Wherever you go in football, fans stick up their fingers and yell, “We’re No. 1.” They wave at TV cameras, at passing cars, at each other. Over and over. Their favorite digit, high in the air. “We’re No. 1!”
In this part of the world, only one man is actually No. 1. His name is Anthony Carter. He wore that number during his brilliant career at Michigan and he wore it again for two years with the Michigan Panthers, a team that won the USFL cham- pionship. When he jumped to the National Football League, he would have worn that same number again — except the league had a rule. All receivers must wear uniforms in the 80s.
So Anthony Carter became — ta da! — No. 81.
He was always quiet. Not rude. Just quiet. One time, after helping Bo Schembechler win his first Rose Bowl, Carter snuck into the coaches’ locker room while the media waited outside.
“Anthony, what are you doing in here?” Schembechler said. “All those people outside want to talk to you.”
Carter sat down. “Coach, they talk to me enough. If I’m not out there, they’ll have to give some of my teammates credit.”
That was Carter. A team player. Despite enough speed and hand magic to rate a pedestal all his own, he simply wanted to blend in.

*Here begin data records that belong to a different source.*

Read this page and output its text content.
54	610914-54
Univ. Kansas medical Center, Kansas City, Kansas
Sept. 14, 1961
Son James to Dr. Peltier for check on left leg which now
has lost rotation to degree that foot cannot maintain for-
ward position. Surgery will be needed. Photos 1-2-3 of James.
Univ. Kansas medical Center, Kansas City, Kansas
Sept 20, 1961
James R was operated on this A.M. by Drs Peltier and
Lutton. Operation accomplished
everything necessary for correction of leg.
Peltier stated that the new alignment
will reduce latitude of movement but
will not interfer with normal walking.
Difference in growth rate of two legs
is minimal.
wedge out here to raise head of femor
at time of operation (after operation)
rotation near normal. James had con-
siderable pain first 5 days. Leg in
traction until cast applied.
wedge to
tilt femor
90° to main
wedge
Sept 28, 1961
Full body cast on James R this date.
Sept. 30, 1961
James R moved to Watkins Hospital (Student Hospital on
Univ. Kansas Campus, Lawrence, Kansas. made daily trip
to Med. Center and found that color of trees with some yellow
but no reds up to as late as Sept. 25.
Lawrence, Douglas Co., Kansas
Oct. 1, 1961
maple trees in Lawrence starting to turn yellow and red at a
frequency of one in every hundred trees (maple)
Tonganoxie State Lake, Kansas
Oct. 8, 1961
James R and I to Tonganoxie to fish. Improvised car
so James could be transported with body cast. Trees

So it comes as no surprise that Thursday morning, the day Anthony Carter decided to quit football, after 13 years as a pro, he barely told anyone. He called his Lions coaches, because he had to, but he didn’t want to bother his teammates. Several of them called his house when he didn’t show for practice. They thought he might have overslept.
The truth was, Carter had spent the night in agony, both physical and emotional, knowing that the sharp pain in his 35- year-old shoulder was not getting better, it was only getting worse. He had broken the collarbone last year, reinjured the shoulder a week ago Monday night, and he would wake up at 2 a.m. and have to reach behind his head and grab the headboard just to get the thing to loosen. “If I can’t deal with it sleeping, I can’t deal with it playing,” he would say.
By morning light, he was ready to say good-bye.
Quietly, as usual. His final decision
But pro football is a public game, and so the good people in the Lions’ PR office persuaded Carter to speak to the press, if just for a few minutes. He arrived shortly after the players’ lunch. He did not want to make a fuss.
“I have decided to retire from the NFL,” Carter mumbled into the microphone. “I know it was quick to you, but it wasn’t quick to me. . . .
“When I couldn’t move my arm, I knew I couldn’t take a hit. The next hit could paralyze me. That’s how it feels. . . .
“It’s tough to leave the team when it’s 1-3, but I know they’re gonna win, and when they’re winning, I’ll be winning. . . .”
He stopped. He began to cry. Light tears, soft and barely unnoticeable, much the way he ran his routes all these years, a cat running on clouds. How many times did he slant over the middle and catch a ball without seeming to flinch? He would glide across the field, outracing everyone to the end zone. He was Jerry Rice without the quarterback.
None of that mattered now. His playing time had been sliced. He was hurt and ineffective. And he had too much pride to show up if he couldn’t contribute.
“I promised myself I wouldn’t cry,” he said, even as he did, “when you care about something . . . like I do about football. . . .”
He stepped back. Enough, he figured. Without mentioning his Pro Bowl appearances, or the receiving records he still holds in Minnesota, or the famous freshman touchdown that beat Indiana in a call that has been played a million times over Michigan radio, or the fact that Schembechler still calls him “the best player I ever coached,” Anthony Carter simply whispered, once again, “I’m retiring.”
At that moment, the door opened, and in walked the rest of the Lions receivers, in uniform. Herman Moore, Brett Perriman, Aubrey Matthews, all of them. They stepped up, one more time, and hugged him.
He’s No. 1. His first retirement
There’s a story about Carter. When he first showed up at Michigan, the coaches ran him in practice, and the quarterbacks could not outthrow him, no matter how hard they tried. He was so fast, he had to come back for the ball.
“Can you believe this?” Schembechler squealed.
The next day, Carter was gone. He got homesick for Florida, so he packed his bag and headed home. One of the coaches caught him at the airport and called Bo. He put Carter on the phone.
“Anthony, you weren’t going to quit without talking to me, were you?” Schembechler said.
“No, no, I’ll come talk to you,” Carter said.
“Good, you come talk to me.”
They hung up. And Carter ran onto the plane anyhow! He went home. And only after his mother told him to did he finally come back.
His mother won’t intervene this time. As Carter left the Silverdome, he looked up and saw a familiar face, John Wangler, his old college quarterback. He had heard the news and had rushed over from work. The two men shook hands and promised to call each other.
“He was the best,” Wangler said.
And as everyone nodded, Carter disappeared, up the hill, toward his car, no fingers, no waving, no noise.
Then again, the guys who are really No. 1 don’t need to tell you, do they?